LUIZ GERALDO MAZZA
A autarquia se move
O Paraná e sua Capital especialmente foram sempre beneficiadas pela omissão institucional de órgãos internos (Ministério Público, Justiça, polícia, Tribunal de Contas) para enquadramento de autoridades. O caso dos Diários Secretos da Assembleia é exemplar: e o Ministério Público estadual só agiu depois que o seu congênere federal detonou a "Operação Gafanhoto" e que a mídia revelou desvios e fantasmices.
O compadrio da terra parecia bloquear qualquer iniciativa e ficávamos na dependência de órgãos externos para que algo mexesse no fundo da lagoa. Pois esse cenário mudou radicalmente e a notícia, não apenas das ações do Gaeco enquadrando delegados e servidores policiais, mas especialmente da condenação do ex-prefeito e ex-governador (ele se defende dizendo que nada pagou da tal indenização milionária) Jaime Lerner mostram uma nova realidade. Tomara que isso passe a ser uma rotina como o mensalão, a derrubada de Collor e o rito dos anões do orçamento teriam induzido nacionalmente.
De novo
Não se pode negar que há aspectos pedagógicos nas restrições que o TC mostra nos balanços governamentais como fez agora na questão previdenciária, nos dispêndios insuficientes em saúde e os gastos em propaganda. Um dia aquilo que o setor técnico (auditores, MP) apura estará mais próximo da decisão político-administrativa do plenário.
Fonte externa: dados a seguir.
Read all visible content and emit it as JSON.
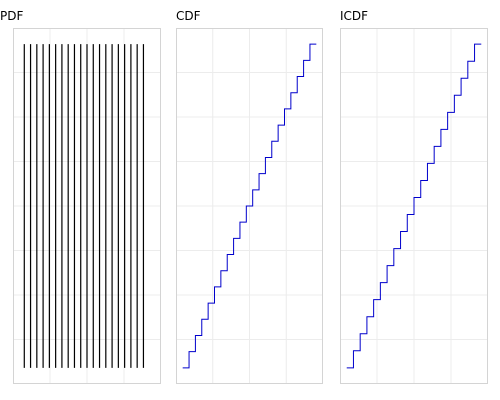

O caminhar é lento, mas para a frente.
Essa relação não pode ser de cortesia e fidalguia, embora também não haja uma justificativa para ficar ferrando o governo, conquanto seja mais fácil fazê-lo com prefeitos, mormente os de municípios menores. Numa tacada recente ferrou prefeito, vices e vereadores de 162 cidades por abusos salariais.
CPI
Orientação jurídica dos depoentes do cartel dos ônibus é rígida na CPI e vai frustrar os que desejam barulho: alegou ontem que teve prejuízo de R$ 26 mi em 32 meses. E entregou um calhamaço para exame dos vereadores que precisarão de assessoria contábil-atuarial para decodificá-los.
Gestão
Os decantados contratos de gestão, "espuma" oficial, foram analisados por Nestor Baptista e os da área de segurança são os mais notórios. No item do desvio e da corrupção deve bater recordes como entende o Gaeco.
Folclore
O prêmio Esso de jornalismo, Carlos Kolbach, ex-Gazeta, é chefe do gabinete do conselheiro Fabio Camargo no TC. Se houvesse diários secretos no órgão ele certamente os detectaria.
OAB em ação
A OAB-PR quer investigação profunda no assassinato de Wellington da Silva Ventura que havia denunciado a ela maus tratos na PM, em que frequentava curso de formação, e acabou encontrado morto. Estava impelida, pelas circunstâncias, a esse procedimento.
Dedo duro
No regime militar o dedo duro era abominado, mas hoje é maior fator de sucesso nas ações policiais, especialmente apreensão de drogas. Da mesma maneira que no passado se sugeriu um monumento ao "picareta" na fase pioneira do norte-oeste-sudoeste paranaese (Curitiba não poderia ficar fora do mapa com seus papeleiros que vendiam o pote de ouro do arco-íris) acredita-se que o delator oculto poderia ser uma versão do soldado desconhecido.